Disinformation campaigns cannot be prevented by shutting down Iranian websites, says a Tehran-based journalist.
As the US confirmed that it has blocked dozens of websites affiliated with Iran, the popular perception amongst Iranians is that the American public has been robbed of the opportunity to know the Shia-majority country better from Iran-linked websites than consuming information from Western outlets.
Washington announced the seizure of 36 Iranian-linked websites on Tuesday, citing disinformation campaigns as the reason to restrict them within the US borders. The gag includes the ones that are directly run from Tehran.
The US has imposed sanctions on Iran on different occasions, targeting various sectors. The seizing of Iranian websites comes on the heels of the 2019 sanctions and Washington claims the barred web domains were linked to the country’s hardliner Revolutionary Guards.
According to Fatima Karimkhan, a Tehran-based Iranian journalist, shutting down websites is not a good idea to prevent any "disinformation" campaign.
“Those who seize the websites said that they are fighting the disinformation. But in order to fight the disinformation campaigns, you have to have more journalists deployed on the ground,” she says.
Iranians, in general, want to clear all the misconceptions Americans have had about them in order to bridge the widening gap and for that, as per Karimkhan, the US should allow its public to access information coming from Iran and help its people clear deep-seated prejudice against the Shia-majority country.
“Filtering and shutdowns are not the answer in this case. If they [Americans] want to separate disinformation from real information, they need to allow more Iranian access to the global public, not less,” Karimkhan tells TRT World.
Some Iranians reacted to the gag on social media, invoking sarcasm. For them, Tehran is getting a taste of their own medicine since it started the game of filtering and censoring content inside Iran and now they are facing another filtering from "Big Brother in Washington".
The banned websites used the internet domains that belonged to US-registered companies, so it was easier for Washington to block them from the internet. The websites however were quick to switch to other domains that are registered either in Iran or elsewhere.
Press TV, Iran's state-run main English-language satellite television channel and Al Alam, which is Press TV’s Arabic-language equivalent, are among the seized websites. Despite their fierce anti-American rhetoric, both websites have used American internet infrastructure to publish their content.
Is there any underlying message to Tehran?
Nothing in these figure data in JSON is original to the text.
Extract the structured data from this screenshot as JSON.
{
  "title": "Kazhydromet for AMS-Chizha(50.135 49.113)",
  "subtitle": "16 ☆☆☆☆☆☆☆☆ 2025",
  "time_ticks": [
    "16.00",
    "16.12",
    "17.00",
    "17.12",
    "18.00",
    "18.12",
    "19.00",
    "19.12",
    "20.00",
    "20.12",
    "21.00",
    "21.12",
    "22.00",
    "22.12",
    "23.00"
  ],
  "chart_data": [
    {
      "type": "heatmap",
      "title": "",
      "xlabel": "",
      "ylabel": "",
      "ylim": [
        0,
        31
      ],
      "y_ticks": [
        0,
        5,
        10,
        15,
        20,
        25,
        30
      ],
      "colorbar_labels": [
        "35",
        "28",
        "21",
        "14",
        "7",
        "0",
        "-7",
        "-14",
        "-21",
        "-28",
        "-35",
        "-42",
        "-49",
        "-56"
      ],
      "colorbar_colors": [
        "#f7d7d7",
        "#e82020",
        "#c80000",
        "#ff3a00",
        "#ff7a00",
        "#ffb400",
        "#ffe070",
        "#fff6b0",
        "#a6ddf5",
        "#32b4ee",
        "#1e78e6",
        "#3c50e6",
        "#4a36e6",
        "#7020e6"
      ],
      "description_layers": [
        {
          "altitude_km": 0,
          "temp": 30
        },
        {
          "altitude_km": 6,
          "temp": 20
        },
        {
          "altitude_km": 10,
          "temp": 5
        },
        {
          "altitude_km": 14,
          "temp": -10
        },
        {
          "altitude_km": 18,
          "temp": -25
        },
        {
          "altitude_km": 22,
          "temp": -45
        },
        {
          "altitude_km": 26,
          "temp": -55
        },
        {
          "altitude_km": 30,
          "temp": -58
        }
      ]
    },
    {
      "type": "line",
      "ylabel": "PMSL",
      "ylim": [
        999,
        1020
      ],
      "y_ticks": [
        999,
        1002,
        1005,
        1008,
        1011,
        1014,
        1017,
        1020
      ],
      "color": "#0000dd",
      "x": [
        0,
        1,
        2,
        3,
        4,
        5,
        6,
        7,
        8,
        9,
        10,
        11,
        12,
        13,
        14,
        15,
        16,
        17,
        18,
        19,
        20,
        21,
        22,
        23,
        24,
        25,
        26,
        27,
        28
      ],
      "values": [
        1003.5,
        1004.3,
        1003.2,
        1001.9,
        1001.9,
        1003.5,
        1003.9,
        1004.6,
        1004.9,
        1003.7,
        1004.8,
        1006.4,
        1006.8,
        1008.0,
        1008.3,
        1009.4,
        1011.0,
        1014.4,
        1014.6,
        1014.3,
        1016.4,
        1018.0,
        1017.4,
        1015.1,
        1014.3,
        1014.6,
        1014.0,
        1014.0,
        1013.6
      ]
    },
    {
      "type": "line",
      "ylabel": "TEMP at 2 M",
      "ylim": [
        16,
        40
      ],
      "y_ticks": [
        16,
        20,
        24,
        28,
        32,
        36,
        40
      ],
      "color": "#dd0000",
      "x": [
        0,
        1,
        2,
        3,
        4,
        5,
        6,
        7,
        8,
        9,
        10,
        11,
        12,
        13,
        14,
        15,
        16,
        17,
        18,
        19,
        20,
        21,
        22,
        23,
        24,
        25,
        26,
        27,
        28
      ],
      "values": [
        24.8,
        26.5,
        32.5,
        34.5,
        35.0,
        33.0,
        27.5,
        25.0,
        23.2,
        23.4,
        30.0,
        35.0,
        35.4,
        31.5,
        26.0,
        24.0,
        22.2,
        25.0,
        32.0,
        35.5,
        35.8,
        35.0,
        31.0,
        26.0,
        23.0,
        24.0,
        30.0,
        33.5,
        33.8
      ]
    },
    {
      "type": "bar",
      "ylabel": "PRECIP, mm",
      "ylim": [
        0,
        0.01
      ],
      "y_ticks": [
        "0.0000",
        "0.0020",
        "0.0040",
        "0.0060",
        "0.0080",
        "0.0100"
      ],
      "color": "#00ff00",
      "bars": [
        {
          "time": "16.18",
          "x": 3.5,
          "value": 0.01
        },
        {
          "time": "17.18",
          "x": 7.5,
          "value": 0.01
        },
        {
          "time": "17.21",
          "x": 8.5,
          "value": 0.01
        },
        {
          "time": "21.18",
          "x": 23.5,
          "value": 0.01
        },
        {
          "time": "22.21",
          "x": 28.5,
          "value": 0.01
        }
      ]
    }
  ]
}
Iran and the US have been in the business of sending mixed messages since Joe Biden became the president of America. The cryptic exchanges continued as the two countries are in the process of negotiating the restoration of the nuclear deal in Vienna.
The recent website shutdowns come after the US decided to pull out some of its military hardware including Patriot batteries from Saudi Arabia and other Middle Eastern countries. Experts have thought that the US withdrawal appears to send a positive diplomatic message to Iran which could be read as Washington is no longer posing any threat to Tehran.
But Ebrahim Raisi, the hardliner president-elect of Iran sent a negative signal to Washington. Raisi refused to reach out to US President Joe Biden for a meeting when reporters recently asked him if he would make that move in the near future.
But with the closure of Iranian websites, many wonder whether Washington is trying to convey something to Tehran.
Karimkhan finds the move out of step with reality. He says that Americans are perhaps trying to say they are "less willing to hear" Iran's voice and that the gag might get worse with the US pulling a few strings to cut Iran's media access to the global public.
“If they [the US] want to send a political message, they must try some other ways”.